ENTRAR EN UN CUADRO DE KLIMT
El
otoño ha llegado este año en la madrugada del 29 al 30 de noviembre; es decir,
en algún momento de la pasada madrugada. No me refiero al otoño astronómico,
ese tan precisamente reglamentado, predicho y explicitado año tras año por las
autoridades pertinentes; tampoco a ese otro otoño más sentimental e íntimo que
cada uno experimentamos en un momento distinto, cuando realizamos por primera
vez alguno de esos actos que nos alejan irremisiblemente del verano: calzarnos
zapatos cerrados, taparnos por la noche con un edredón, salir a la calle con
los brazos cubiertos, retomar antiguas preocupaciones.
Me
estoy refiriendo a ese otoño que en el imaginario del niño que todos llevamos
dentro está asociado de forma inevitable con un acto preciso y definitivo: la
caída de las hojas.
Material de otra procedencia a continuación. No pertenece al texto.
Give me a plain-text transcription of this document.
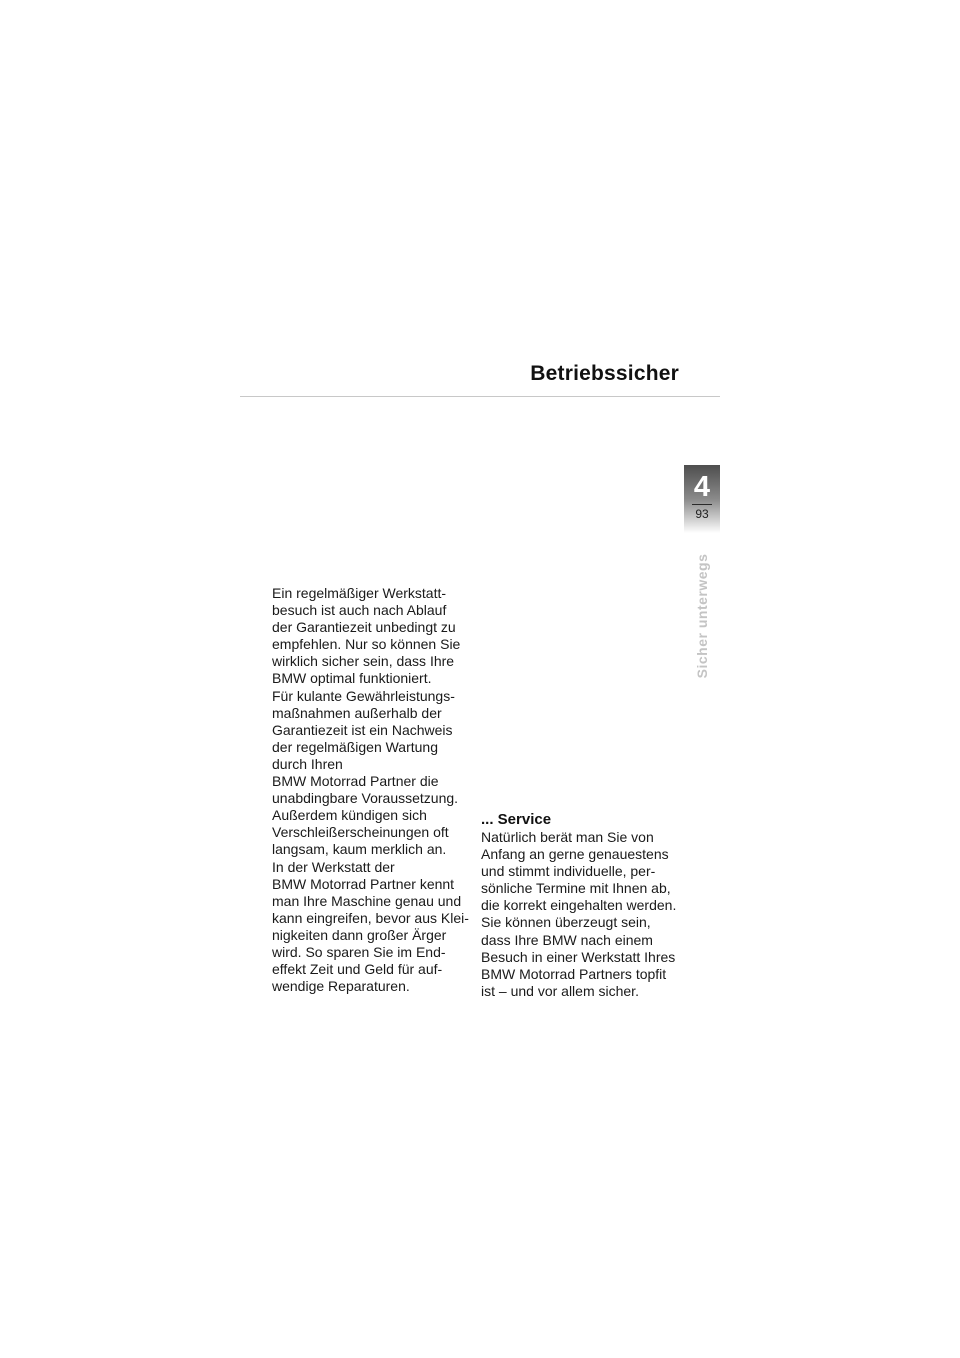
Betriebssicher
4
93
Sicher unterwegs
Ein regelmäßiger Werkstatt-
besuch ist auch nach Ablauf
der Garantiezeit unbedingt zu
empfehlen. Nur so können Sie
wirklich sicher sein, dass Ihre
BMW optimal funktioniert.
Für kulante Gewährleistungs-
maßnahmen außerhalb der
Garantiezeit ist ein Nachweis
der regelmäßigen Wartung
durch Ihren
BMW Motorrad Partner die
unabdingbare Voraussetzung.
Außerdem kündigen sich
Verschleißerscheinungen oft
langsam, kaum merklich an.
In der Werkstatt der
BMW Motorrad Partner kennt
man Ihre Maschine genau und
kann eingreifen, bevor aus Klei-
nigkeiten dann großer Ärger
wird. So sparen Sie im End-
effekt Zeit und Geld für auf-
wendige Reparaturen.
... Service
Natürlich berät man Sie von
Anfang an gerne genauestens
und stimmt individuelle, per-
sönliche Termine mit Ihnen ab,
die korrekt eingehalten werden.
Sie können überzeugt sein,
dass Ihre BMW nach einem
Besuch in einer Werkstatt Ihres
BMW Motorrad Partners topfit
ist – und vor allem sicher.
Y por las latitudes que habito eso ha ocurrido, como decía
al principio, en algún momento de la madrugada entre ayer martes y hoy miércoles
(perdónenme la imprecisión los astrónomos y expertos varios: esta entrada
responde, como acabo de mencionar, a impulsos infantiles que con frecuencia se
adueñan de mi persona). Puedo afirmar lo anterior porque al regresar a casa
ayer por la noche dejé aparcado en la calle un coche de color azul oscuro y ese
mismo vehículo, esta mañana temprano, estaba cubierto por una maravillosa capa
de hojas de color amarillo. Es más: alrededor del coche, la acera y los
parterres lucían tapizados de idénticas piezas relucientes. Erguidos en medio
del desbordamiento amarillo, los árboles de mi calle parecían supervivientes de
una noche de singular agitación. Casi diría que se les veía tambalearse, presas
de un extremo agotamiento.
Antes
de subirme al coche, miré a mi alrededor, maravillada. Empezaba a amanecer
sobre ese mundo formado por la superposición de piezas de color dorado, ámbar,
anaranjado. Entre todas componían las formas familiares de mi calle, el dibujo
de las aceras y los volúmenes de los coches. Pero la imagen resultante era la
de un universo nuevo, milagroso, transformado por su inesperada cobertura de
oro. Fue como ver la trama del gigantesco tapiz que nos rodea. Fue, puedo
asegurarlo, como ser catapultada de repente ―increíble regalo de este noviembre
que se nos marcha― al interior de un cuadro de Klimt.